Leu27IGF2 plays an opposite role to IGF1 to induce H9c2 cardiomyoblast cell apoptosis via Galphaq signaling.

This study examines the role of IGF2/mannose 6-phosphate receptor (IGF2R) signaling in the signaling transduction regulation and cell apoptosis in H9c2 cardiomyoblast cells. However, it is difficult to recognize the distinct activation of IGF2 signaling without interfacing with IGFI receptor (IGF1R) after exposure to IGF2. Leu27IGF2, an analog of IGF2 that interacts selectively with the IGF2R, was used to specifically activate IGF2R signaling in this study. DNA fragmentation and TUNEL assay revealed that in contrast to IGF1 treatment preventing angiotensin II and AG1024-induced cell apoptosis, Leu27IGF2 appears to synergistically increase apoptosis in those cells.
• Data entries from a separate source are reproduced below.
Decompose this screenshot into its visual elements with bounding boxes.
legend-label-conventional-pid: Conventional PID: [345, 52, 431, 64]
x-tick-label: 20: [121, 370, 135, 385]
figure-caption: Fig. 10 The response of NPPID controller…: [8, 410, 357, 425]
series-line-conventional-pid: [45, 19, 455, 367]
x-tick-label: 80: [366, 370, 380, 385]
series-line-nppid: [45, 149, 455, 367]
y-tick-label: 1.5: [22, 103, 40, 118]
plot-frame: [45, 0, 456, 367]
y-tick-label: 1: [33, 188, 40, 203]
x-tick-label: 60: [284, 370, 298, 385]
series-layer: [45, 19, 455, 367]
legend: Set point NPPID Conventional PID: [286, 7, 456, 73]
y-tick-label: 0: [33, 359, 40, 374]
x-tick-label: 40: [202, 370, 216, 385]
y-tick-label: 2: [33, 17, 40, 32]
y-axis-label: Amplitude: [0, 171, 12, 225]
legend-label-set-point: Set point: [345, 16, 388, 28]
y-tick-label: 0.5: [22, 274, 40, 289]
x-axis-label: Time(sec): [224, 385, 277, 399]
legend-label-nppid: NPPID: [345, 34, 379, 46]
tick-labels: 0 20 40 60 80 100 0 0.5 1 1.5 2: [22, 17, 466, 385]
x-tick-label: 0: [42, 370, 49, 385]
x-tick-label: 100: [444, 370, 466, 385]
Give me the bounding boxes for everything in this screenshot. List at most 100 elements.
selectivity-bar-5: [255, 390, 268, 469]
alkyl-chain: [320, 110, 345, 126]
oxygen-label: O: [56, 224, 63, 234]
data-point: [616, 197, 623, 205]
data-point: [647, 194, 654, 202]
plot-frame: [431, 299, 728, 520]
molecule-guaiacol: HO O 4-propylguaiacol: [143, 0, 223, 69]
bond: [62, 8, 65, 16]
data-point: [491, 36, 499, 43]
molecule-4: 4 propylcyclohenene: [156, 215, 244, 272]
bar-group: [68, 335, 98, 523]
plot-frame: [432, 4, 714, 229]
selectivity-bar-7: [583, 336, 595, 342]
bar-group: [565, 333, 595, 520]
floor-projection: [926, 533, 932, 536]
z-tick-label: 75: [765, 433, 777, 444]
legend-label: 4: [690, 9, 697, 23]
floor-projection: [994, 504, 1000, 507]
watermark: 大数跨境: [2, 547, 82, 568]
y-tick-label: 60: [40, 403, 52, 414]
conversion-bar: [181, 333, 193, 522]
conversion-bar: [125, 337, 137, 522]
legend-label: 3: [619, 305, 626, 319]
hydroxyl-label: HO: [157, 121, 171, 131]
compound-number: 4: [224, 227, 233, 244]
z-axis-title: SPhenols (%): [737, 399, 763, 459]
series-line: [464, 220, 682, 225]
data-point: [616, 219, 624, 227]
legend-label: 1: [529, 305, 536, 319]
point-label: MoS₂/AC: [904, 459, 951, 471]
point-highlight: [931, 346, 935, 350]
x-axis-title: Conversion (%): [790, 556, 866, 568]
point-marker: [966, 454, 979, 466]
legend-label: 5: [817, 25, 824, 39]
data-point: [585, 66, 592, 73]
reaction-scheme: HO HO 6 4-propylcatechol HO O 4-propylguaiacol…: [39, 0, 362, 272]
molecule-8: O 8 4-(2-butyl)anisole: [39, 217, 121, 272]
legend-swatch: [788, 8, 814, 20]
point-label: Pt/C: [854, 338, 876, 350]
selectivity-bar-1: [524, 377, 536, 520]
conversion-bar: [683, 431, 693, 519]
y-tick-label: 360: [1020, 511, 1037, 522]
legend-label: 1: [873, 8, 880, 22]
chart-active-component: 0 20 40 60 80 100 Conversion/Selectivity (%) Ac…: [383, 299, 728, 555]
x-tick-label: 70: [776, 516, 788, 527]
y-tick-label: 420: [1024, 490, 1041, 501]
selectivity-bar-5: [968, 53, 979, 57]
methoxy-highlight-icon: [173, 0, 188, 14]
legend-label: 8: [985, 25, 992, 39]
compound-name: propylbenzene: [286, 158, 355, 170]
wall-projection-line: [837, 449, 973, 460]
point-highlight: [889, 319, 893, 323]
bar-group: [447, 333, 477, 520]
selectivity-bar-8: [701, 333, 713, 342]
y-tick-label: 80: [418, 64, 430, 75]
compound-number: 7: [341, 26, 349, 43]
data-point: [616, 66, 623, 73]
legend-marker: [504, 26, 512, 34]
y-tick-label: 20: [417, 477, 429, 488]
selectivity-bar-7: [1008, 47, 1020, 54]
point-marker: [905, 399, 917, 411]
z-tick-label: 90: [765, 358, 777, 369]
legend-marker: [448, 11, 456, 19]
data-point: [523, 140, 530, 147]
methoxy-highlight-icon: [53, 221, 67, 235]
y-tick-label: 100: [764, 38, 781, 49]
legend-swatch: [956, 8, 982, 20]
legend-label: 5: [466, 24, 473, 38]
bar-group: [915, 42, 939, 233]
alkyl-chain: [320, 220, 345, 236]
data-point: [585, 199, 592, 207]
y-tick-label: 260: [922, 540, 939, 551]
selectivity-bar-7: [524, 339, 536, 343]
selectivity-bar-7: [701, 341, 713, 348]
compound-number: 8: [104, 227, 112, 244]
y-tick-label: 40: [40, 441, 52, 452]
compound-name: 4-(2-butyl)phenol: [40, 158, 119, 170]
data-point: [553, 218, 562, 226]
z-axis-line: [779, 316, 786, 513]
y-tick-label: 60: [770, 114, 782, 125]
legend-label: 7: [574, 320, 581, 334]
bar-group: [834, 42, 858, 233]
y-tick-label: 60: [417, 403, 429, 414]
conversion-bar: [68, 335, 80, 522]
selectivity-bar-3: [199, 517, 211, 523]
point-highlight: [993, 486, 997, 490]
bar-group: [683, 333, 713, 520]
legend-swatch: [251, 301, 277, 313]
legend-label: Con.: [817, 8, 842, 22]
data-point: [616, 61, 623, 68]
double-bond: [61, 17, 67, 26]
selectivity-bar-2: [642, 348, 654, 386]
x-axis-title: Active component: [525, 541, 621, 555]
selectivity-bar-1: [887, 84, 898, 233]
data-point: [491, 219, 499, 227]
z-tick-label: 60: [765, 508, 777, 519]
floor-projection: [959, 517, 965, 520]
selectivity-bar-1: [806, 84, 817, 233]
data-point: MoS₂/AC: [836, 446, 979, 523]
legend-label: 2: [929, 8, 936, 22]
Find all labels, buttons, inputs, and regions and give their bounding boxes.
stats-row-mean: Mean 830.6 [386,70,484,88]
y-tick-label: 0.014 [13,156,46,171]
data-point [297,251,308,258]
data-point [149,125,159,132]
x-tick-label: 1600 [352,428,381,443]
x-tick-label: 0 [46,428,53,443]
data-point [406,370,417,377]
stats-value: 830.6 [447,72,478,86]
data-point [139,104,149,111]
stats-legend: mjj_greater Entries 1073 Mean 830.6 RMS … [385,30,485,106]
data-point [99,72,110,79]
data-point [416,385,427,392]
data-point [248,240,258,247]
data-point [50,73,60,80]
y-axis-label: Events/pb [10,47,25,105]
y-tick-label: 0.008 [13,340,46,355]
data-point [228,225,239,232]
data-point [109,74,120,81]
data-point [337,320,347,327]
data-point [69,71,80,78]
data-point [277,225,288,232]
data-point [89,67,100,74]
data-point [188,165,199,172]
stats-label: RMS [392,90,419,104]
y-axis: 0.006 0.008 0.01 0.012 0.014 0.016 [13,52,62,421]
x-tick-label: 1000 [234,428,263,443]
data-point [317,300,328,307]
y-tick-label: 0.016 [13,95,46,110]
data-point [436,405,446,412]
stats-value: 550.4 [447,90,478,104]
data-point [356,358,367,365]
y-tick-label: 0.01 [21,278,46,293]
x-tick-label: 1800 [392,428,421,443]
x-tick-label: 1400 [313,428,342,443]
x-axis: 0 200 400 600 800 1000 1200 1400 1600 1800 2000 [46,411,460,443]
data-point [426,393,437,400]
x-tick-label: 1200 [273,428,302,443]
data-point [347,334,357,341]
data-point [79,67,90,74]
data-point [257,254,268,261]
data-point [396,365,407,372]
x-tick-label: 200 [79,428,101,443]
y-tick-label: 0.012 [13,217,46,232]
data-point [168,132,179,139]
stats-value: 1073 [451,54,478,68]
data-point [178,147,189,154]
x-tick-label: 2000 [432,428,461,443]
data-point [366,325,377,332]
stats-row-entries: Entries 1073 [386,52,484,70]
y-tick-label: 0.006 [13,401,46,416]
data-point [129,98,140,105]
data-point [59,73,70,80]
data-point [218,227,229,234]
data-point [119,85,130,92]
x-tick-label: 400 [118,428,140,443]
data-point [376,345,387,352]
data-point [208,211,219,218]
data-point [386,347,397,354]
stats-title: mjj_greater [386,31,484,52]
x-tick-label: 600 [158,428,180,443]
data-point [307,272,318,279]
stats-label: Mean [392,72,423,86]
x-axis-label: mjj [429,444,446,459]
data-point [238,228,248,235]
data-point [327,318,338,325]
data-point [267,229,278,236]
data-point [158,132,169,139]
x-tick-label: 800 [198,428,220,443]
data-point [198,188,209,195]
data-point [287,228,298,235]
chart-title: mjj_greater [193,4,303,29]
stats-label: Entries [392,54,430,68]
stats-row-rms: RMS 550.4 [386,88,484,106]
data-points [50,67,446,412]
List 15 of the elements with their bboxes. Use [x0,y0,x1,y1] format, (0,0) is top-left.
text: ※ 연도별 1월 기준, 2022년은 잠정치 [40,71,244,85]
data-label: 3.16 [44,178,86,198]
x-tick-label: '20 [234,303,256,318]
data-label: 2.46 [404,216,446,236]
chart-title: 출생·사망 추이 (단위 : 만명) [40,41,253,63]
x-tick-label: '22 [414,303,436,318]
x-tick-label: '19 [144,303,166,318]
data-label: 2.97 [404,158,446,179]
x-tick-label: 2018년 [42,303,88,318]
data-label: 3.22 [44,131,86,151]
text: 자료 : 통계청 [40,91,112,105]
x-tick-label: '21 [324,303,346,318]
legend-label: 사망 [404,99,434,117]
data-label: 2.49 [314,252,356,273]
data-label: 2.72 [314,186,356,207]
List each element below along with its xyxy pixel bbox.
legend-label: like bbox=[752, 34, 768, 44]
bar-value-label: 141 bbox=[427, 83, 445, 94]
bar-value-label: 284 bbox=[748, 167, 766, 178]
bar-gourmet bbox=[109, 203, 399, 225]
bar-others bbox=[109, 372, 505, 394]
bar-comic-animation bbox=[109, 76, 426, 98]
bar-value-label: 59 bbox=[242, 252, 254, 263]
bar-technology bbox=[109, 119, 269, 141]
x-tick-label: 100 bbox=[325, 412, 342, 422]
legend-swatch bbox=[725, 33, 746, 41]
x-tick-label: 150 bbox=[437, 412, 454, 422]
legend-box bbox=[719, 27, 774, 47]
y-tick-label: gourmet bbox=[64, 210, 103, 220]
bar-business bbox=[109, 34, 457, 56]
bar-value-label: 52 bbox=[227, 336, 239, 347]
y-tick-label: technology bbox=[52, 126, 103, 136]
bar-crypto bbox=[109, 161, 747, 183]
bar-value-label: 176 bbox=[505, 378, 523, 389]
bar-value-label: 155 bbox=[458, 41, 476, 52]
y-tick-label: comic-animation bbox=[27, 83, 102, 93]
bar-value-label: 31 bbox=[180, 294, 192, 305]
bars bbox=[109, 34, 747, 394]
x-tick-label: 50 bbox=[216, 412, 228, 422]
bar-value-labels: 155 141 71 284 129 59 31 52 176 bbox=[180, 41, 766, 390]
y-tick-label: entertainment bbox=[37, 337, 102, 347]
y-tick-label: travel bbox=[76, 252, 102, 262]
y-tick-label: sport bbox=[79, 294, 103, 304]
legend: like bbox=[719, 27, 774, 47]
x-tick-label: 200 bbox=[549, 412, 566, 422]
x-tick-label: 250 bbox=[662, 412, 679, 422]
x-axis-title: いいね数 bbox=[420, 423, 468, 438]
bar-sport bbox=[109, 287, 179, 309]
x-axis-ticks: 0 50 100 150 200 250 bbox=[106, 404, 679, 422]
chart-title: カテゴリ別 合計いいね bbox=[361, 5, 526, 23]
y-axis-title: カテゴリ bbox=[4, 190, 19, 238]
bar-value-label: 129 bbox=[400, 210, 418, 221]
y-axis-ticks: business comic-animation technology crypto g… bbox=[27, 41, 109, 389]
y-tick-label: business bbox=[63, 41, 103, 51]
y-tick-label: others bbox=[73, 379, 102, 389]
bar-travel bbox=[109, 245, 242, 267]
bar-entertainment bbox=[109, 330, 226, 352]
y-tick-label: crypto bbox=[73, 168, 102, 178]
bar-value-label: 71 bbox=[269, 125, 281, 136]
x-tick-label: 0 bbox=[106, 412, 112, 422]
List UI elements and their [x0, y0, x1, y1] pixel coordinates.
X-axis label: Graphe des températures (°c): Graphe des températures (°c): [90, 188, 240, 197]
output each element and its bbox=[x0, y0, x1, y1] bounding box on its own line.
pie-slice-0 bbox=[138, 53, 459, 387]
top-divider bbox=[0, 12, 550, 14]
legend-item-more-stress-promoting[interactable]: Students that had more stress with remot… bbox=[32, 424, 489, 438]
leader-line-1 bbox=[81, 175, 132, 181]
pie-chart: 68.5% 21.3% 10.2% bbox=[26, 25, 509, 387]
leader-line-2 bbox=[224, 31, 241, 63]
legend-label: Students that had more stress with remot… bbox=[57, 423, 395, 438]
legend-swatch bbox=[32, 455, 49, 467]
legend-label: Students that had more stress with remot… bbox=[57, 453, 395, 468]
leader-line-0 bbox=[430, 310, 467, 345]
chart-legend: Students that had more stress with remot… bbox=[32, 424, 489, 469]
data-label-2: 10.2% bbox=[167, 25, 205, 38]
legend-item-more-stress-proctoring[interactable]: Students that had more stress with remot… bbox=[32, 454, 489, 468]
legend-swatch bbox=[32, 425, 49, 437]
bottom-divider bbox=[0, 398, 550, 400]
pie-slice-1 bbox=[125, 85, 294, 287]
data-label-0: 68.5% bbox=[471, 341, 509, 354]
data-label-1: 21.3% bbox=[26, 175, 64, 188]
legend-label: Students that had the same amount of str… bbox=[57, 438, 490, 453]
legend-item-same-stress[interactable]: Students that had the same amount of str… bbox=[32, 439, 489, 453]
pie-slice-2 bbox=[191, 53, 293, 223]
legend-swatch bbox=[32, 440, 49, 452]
We further found cell apoptosis induction and an increase in the active form of caspase 3 in the treatment of cells with Leu27IGF2, but not IGF1. To detect the interaction between IGF2R and Galphaq using the immunoprecipitation assay, we found that IGF2R could directly interact with Galphaq and after treatment with Leu27IGF2 the binding ability of Galphaq to IGF2R had increased. This sequentially resulted in the phosphorylation of phospholipase C-beta, a key downstream modulator of Galphaq, on serine 537. Moreover, disruption of the Galphaq protein by small interferon RNA reduced the cell apoptosis induced by Leu27IGF2. Our findings demonstrate that IGF2R activation appears to induce cell apoptosis via Galphaq-deriving signaling cascades and its effect is completely different from IGF1R survival signaling.